The simple premise of a constant linear relationship between the angular velocity of a mineral grain and the macroscopic strain rate of its surrounding material leads to the linear model. A further premise involving certain kinematic properties of the volume of deforming material displaced by an embedded mineral grain leads to a special form of the linear model called the displacement model; this model provides specific equations describing the motion of an individual mineral grain of arbitrary shape.

The displacement model coincides with Jeffery's and March's models in the special cases of ellipsoids and of ideally slender needles or ideally thin plates, respectively. In addition, the displacement model is in good agreement with experimental measurements of the motions of rigid bodies of various shapes suspended in a slowly flowing viscous fluid.

Using the displacement model for a particular class of grain shapes, it is possible to compute the preferred orientation diagrams resulting from an arbitrarily given strain history. Several sequences of such diagrams are presented showing the development of preferred orientation for different shapes and strains. These diagrams have the property that they depend not only upon the grain shape, but also upon the strain history. This is in contrast to March's solutions, which depend solely upon the finite strain ellipsoid and are otherwise independent of the strain history.
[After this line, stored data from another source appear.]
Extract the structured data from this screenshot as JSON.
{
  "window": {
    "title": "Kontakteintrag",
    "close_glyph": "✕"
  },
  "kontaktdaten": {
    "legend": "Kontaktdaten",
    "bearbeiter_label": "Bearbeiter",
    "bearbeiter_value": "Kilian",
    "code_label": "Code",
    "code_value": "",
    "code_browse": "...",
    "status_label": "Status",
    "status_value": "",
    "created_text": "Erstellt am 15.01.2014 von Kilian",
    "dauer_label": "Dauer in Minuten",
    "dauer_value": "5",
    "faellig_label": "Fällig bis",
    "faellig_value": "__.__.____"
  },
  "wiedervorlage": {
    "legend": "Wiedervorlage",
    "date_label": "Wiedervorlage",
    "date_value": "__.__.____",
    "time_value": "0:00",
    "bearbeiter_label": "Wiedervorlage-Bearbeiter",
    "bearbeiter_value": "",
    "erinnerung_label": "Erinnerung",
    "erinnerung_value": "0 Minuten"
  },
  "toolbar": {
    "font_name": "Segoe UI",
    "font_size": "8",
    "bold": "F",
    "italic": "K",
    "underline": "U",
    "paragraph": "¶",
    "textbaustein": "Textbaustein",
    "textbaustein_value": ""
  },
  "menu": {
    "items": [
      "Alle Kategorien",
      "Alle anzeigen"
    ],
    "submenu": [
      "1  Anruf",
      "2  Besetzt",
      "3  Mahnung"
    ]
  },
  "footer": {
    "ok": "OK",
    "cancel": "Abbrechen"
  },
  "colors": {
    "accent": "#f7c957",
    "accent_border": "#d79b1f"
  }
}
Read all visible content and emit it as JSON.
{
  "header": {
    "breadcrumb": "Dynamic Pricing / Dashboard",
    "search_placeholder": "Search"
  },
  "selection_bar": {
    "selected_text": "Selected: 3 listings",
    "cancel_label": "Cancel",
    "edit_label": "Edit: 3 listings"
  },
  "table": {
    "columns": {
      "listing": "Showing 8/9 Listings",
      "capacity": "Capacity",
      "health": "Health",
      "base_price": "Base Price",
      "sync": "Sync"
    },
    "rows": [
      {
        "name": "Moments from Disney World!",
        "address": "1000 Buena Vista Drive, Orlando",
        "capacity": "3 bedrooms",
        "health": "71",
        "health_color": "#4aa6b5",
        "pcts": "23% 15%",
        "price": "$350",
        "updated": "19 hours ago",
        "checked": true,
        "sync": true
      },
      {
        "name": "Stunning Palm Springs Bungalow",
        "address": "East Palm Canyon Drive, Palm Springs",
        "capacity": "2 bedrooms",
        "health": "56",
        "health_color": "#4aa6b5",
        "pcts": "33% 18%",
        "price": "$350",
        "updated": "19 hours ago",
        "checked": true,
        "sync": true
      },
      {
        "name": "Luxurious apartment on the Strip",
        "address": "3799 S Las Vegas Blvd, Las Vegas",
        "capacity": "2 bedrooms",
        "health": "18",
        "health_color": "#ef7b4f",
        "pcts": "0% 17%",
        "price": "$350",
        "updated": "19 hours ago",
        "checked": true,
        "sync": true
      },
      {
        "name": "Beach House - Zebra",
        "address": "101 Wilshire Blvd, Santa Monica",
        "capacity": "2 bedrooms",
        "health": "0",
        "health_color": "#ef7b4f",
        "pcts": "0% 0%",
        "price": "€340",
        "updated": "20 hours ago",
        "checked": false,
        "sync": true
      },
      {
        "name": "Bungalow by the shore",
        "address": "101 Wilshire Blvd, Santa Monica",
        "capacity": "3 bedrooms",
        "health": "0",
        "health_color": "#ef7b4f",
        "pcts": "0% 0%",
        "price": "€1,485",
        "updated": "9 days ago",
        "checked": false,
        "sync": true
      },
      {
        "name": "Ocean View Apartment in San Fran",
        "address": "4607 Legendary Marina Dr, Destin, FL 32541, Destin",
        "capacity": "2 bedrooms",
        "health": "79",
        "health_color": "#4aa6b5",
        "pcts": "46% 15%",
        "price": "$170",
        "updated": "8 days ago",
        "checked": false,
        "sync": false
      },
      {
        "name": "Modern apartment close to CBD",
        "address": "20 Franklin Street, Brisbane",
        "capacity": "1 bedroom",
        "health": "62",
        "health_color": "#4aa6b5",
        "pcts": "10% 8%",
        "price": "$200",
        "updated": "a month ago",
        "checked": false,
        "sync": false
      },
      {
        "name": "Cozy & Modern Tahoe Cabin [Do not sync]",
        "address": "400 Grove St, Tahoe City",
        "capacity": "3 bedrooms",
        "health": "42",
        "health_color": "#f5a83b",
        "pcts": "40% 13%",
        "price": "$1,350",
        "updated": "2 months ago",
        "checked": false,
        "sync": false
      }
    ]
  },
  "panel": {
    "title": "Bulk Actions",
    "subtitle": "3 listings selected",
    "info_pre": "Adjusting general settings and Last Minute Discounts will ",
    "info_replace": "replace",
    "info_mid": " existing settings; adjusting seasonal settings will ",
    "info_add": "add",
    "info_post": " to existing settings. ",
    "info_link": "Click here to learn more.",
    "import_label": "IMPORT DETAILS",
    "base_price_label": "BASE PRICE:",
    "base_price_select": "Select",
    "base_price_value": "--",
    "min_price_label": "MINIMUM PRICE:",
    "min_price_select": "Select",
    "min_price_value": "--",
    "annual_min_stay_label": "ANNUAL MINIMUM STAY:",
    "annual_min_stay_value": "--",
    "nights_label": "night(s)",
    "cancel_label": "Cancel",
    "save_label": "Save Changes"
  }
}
The specific properties of the preferred orientations produced by the displacement model can be tested against observations of naturally occurring mineral orientations. In order to be significant, however, such observations will require simultaneous measurements of both grain shapes and grain orientations, a task which has apparently been attempted only by W. A. Duffield. His results are reviewed and are shown to be in agreement with the displacement model in the area studied.